The opportunities for intellectuals to take part in a genuine movement for social change are many and varied, and I think that certain general principles are clear. Intellectuals must be willing to face facts and refrain from erecting convenient fantasies.
They must be willing to undertake the hard and serious intellectual work that is required for a real contribution to understanding. They must avoid the temptation to join a repressive elite and must help create the mass politics that will counteract – and ultimately control and replace – the strong tendencies toward centralization and authoritarianism that are deeply rooted but not inescapable.
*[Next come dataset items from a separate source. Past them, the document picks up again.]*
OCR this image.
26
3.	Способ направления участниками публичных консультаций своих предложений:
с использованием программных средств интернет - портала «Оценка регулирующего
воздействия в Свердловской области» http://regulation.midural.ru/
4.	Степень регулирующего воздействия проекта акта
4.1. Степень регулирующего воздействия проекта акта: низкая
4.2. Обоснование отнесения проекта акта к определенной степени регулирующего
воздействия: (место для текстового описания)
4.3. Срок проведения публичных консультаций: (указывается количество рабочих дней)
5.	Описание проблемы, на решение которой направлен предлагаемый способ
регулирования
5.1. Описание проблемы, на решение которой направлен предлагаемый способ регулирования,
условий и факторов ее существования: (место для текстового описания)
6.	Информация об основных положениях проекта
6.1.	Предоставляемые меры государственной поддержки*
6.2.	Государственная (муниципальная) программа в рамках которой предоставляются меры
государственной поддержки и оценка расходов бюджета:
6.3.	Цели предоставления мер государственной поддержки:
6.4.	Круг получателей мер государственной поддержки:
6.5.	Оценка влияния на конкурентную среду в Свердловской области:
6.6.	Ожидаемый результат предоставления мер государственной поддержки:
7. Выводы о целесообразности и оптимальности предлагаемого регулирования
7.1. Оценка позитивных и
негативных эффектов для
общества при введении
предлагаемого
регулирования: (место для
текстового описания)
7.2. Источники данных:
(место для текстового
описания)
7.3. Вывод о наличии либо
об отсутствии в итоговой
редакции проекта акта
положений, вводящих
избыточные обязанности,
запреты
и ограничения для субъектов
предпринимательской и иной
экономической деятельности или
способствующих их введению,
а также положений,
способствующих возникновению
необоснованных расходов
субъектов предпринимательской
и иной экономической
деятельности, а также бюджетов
They must be prepared to face repression and to act in defense of the values they profess. In an advanced industrial society, many possibilities exist for active popular participation in the control of major institutions and the reconstruction of social life.
To some extent, we can create the future rather than merely observing the flow of events. Given the stakes, it would be criminal to let real opportunities pass unexplored.
This article is adapted from the essay, “Knowledge and Power: Intellectuals and the Welfare-Warfare State,” which appeared in the 1970 book The New Left, edited by Priscilla Long. The essay is reprinted in Masters of Mankind: Essays and Lectures, 1969-2013 by Noam Chomsky.